Friday, February 24, 2006

Wiki applications

Intrigued by the potential of this Internet-oriented tool, I’ve gone exploring…I settled on wiki textbooks as an emphasis for the purpose of this rumination.

Thinking back to the introduction of online newspapers, I remember my negative reactions to the prediction they would take-off in readership.  No way would I give up my daily morning dose of turning newsprint to discover the world’s current events!  Well, life played out differently for me – though I still hold on to my Sunday newspaper, I let my fingers navigate through the online version of the local paper (and oftentimes, the Miami Herald and the New York Times – which I would not be buying in print!) the remaining six days of the week.

So can wikitextbooks be a viable alternative to the current paper textbooks adopted and used in our schools today?  Can we morph from a linear resource to a hyper-text collaboration?  As linked in our class presentation, there are some in existence (and presumably in use) already – as exemplified by the South African curriculum (physics – media wiki).  

In the U.S., there is an emerging venture to use wikis for online textbooks in educational institutions. Education Bridges’ Wikitextbook Project is in the early stages of promoting wikitextbooks as online, free, accessible content which also involves the social construction of knowledge with students as active producers of knowledge (not passive recipients).  In addition to “expert” links, there would be current information that would be fluid and collaborative.  The obvious hurdles include:  maintaining “authoritative” stance and preventing bad information; issues of social disparity and access; acceptance by teachers, parents, and School Boards.

There are a couple of very interesting podcasts that explore this initiative and there is also one scheduled for Wednesday, March 1st when they are planning a live wiki-building episode – join them at 8pm EST (Education Bridges)!

Though not a textbook, I’m impressed with Shelly’s vision for wiki application:  wikibulletinboard!

4 Comments:

  • Marie, you have shared some very informative sites to review before our work next week with wikis.

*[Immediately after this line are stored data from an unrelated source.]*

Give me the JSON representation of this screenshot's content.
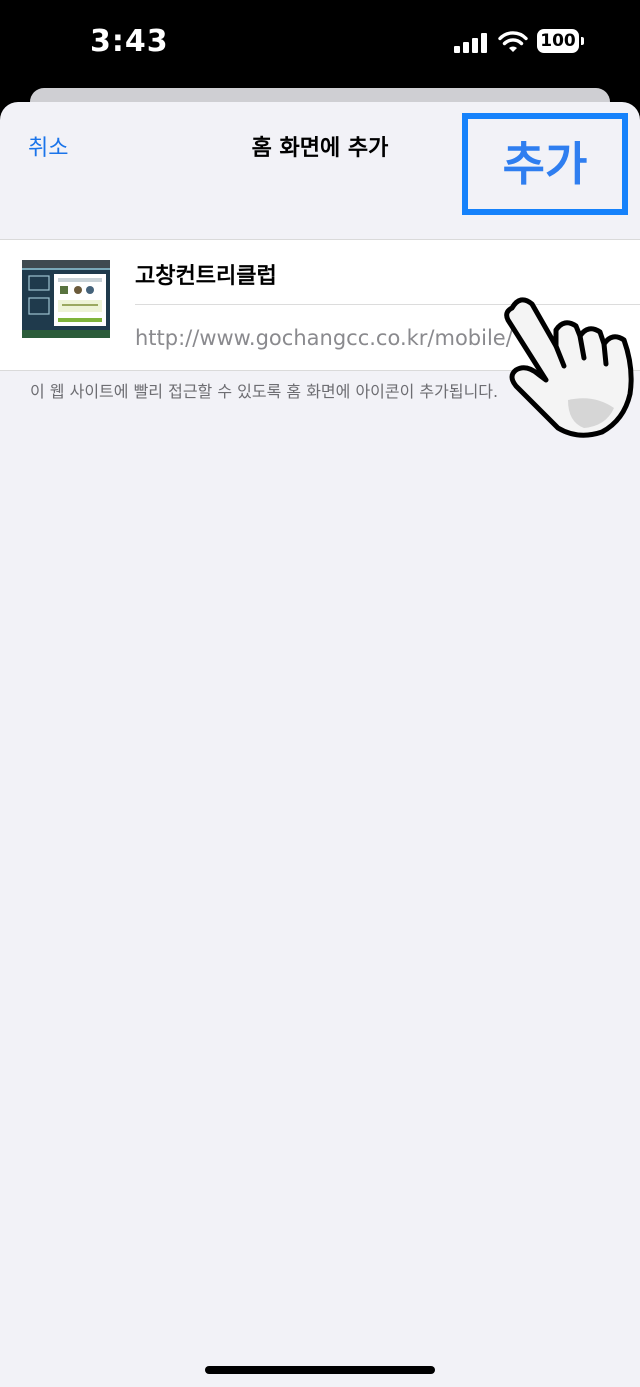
{
  "status_bar": {
    "time": "3:43",
    "battery": "100"
  },
  "header": {
    "cancel": "취소",
    "title": "홈 화면에 추가",
    "add": "추가"
  },
  "bookmark": {
    "name": "고창컨트리클럽",
    "url": "http://www.gochangcc.co.kr/mobile/"
  },
  "hint": "이 웹 사이트에 빨리 접근할 수 있도록 홈 화면에 아이콘이 추가됩니다.",
  "colors": {
    "accent": "#1a74ea",
    "highlight": "#1682fb",
    "add_text": "#2f7ef0",
    "background": "#f2f2f7"
  },
  "icons": [
    "cellular-signal-icon",
    "wifi-icon",
    "battery-icon",
    "pointing-hand-icon"
  ]
}
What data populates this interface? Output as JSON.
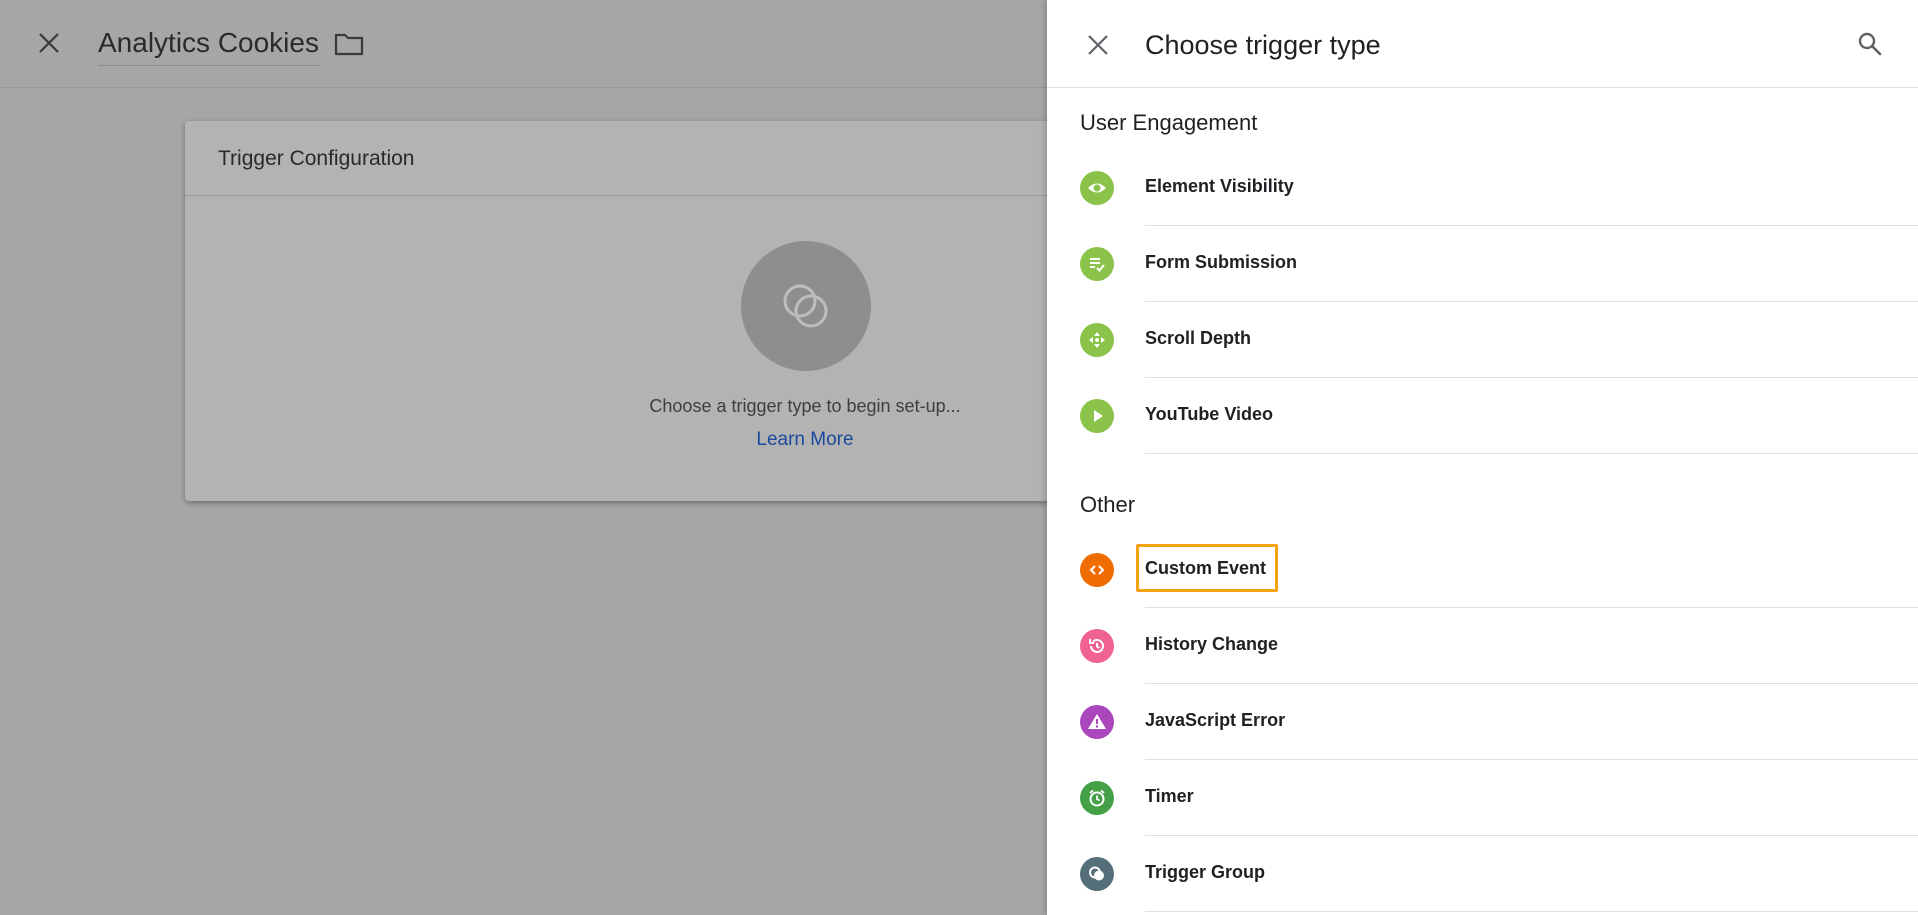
{
  "background": {
    "title": "Analytics Cookies",
    "card": {
      "header": "Trigger Configuration",
      "prompt": "Choose a trigger type to begin set-up...",
      "link": "Learn More"
    }
  },
  "drawer": {
    "title": "Choose trigger type",
    "sections": [
      {
        "title": "User Engagement",
        "items": [
          {
            "label": "Element Visibility",
            "icon": "eye-icon",
            "color": "#7cb342"
          },
          {
            "label": "Form Submission",
            "icon": "form-check-icon",
            "color": "#7cb342"
          },
          {
            "label": "Scroll Depth",
            "icon": "scroll-arrows-icon",
            "color": "#7cb342"
          },
          {
            "label": "YouTube Video",
            "icon": "play-icon",
            "color": "#7cb342"
          }
        ]
      },
      {
        "title": "Other",
        "items": [
          {
            "label": "Custom Event",
            "icon": "code-brackets-icon",
            "color": "#ef6c00",
            "highlighted": true
          },
          {
            "label": "History Change",
            "icon": "history-icon",
            "color": "#f06292"
          },
          {
            "label": "JavaScript Error",
            "icon": "warning-icon",
            "color": "#ab47bc"
          },
          {
            "label": "Timer",
            "icon": "alarm-clock-icon",
            "color": "#43a047"
          },
          {
            "label": "Trigger Group",
            "icon": "trigger-group-icon",
            "color": "#546e7a"
          }
        ]
      }
    ]
  },
  "colors": {
    "highlight": "#f5a40f",
    "link": "#1a73e8"
  }
}
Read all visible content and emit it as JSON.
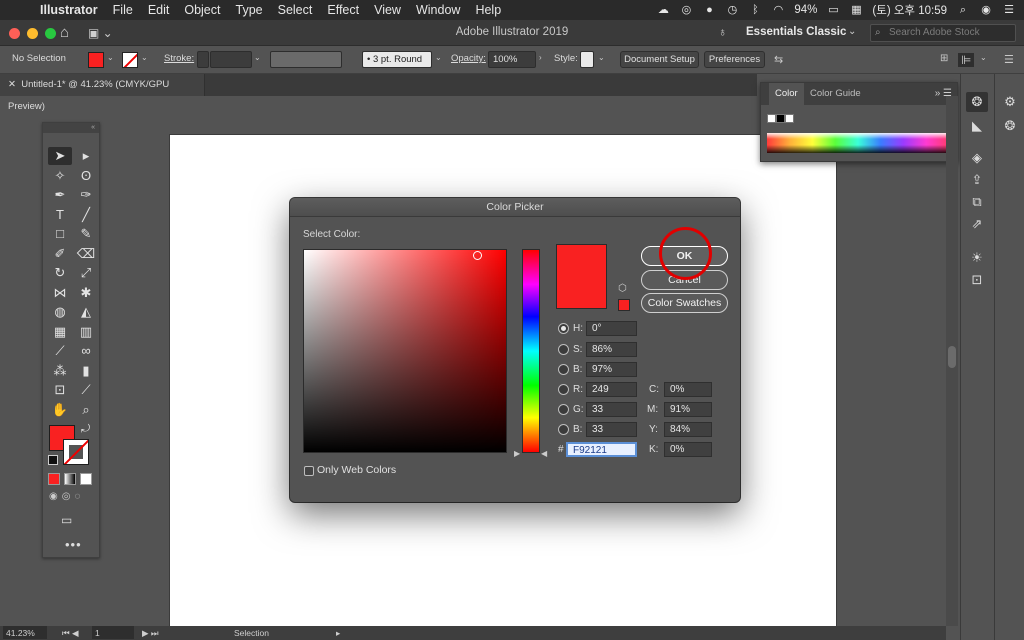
{
  "menubar": {
    "app": "Illustrator",
    "items": [
      "File",
      "Edit",
      "Object",
      "Type",
      "Select",
      "Effect",
      "View",
      "Window",
      "Help"
    ],
    "battery": "94%",
    "clock": "(토) 오후 10:59"
  },
  "titlebar": {
    "title": "Adobe Illustrator 2019",
    "workspace": "Essentials Classic",
    "search_placeholder": "Search Adobe Stock"
  },
  "controlbar": {
    "selection": "No Selection",
    "stroke_label": "Stroke:",
    "brush": "3 pt. Round",
    "opacity_label": "Opacity:",
    "opacity_value": "100%",
    "style_label": "Style:",
    "document_setup": "Document Setup",
    "preferences": "Preferences"
  },
  "document": {
    "tab": "Untitled-1* @ 41.23% (CMYK/GPU Preview)"
  },
  "color_panel": {
    "tabs": [
      "Color",
      "Color Guide"
    ]
  },
  "dialog": {
    "title": "Color Picker",
    "select_color": "Select Color:",
    "ok": "OK",
    "cancel": "Cancel",
    "swatches": "Color Swatches",
    "web_colors": "Only Web Colors",
    "current_color": "#f92121",
    "hsb": {
      "h": "0°",
      "s": "86%",
      "b": "97%"
    },
    "rgb": {
      "r": "249",
      "g": "33",
      "b": "33"
    },
    "cmyk": {
      "c": "0%",
      "m": "91%",
      "y": "84%",
      "k": "0%"
    },
    "hex": "F92121"
  },
  "statusbar": {
    "zoom": "41.23%",
    "artboard": "1",
    "mode": "Selection"
  },
  "colors": {
    "fill": "#f92121",
    "accent_circle": "#e10000"
  }
}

You are correct in that you never know what will come to pass in our technology-driven world. As educators, we are so used to having textbooks to use in class, but they can sometimes become obsolete very quickly. They also have become extremely heavy and they are so expensive!

    You never know what we will be using in our classrooms in the coming years. We might look back on these questions in a couple of years and think we weren't very forward thinking.

    Thanks for a very informative post.
    :-) Ruth

    By Blogger Ruth Paine, at 2/26/2006 10:16 AM  

  • Hi Mary,

    I just wanted to comment on the last comment you left me. Yes, I was very persistent and determined to figure out my webpage. Guess what??? I finally figured it out. Not only did I figure it out, but I changed the webpage entirely around with a whole new URL. Yes, I know it's insane, but I wanted things to be right. Check it out on the EME4505 website. Oh yeah, I agree with you on Wikis...what will they think of next.

    Melissa

    By Blogger Melissa Monaghan, at 3/04/2006 7:55 PM  

  • I'm sorry Marie... I don't know why I typed Mary. Maybe that's my clue to get off the computer.

    Melissa

    By Blogger Melissa Monaghan, at 3/04/2006 7:56 PM  

  • I have to say I think wiki textbooks are a brilliant idea, as long as you have a limited authorship that is regulated to subject experts. One of my biggest issues with text books as a student was that they are always out of date. With a wiki they can be instantly updated to reflect the latest discoveries and world events. The other great thing about this is portability. Students on vacation no longer have to rely on hauling around copious amounts of heavy books as long as they have Internet access. Also the problem of forgetting a text book at home or at school is no longer a problem.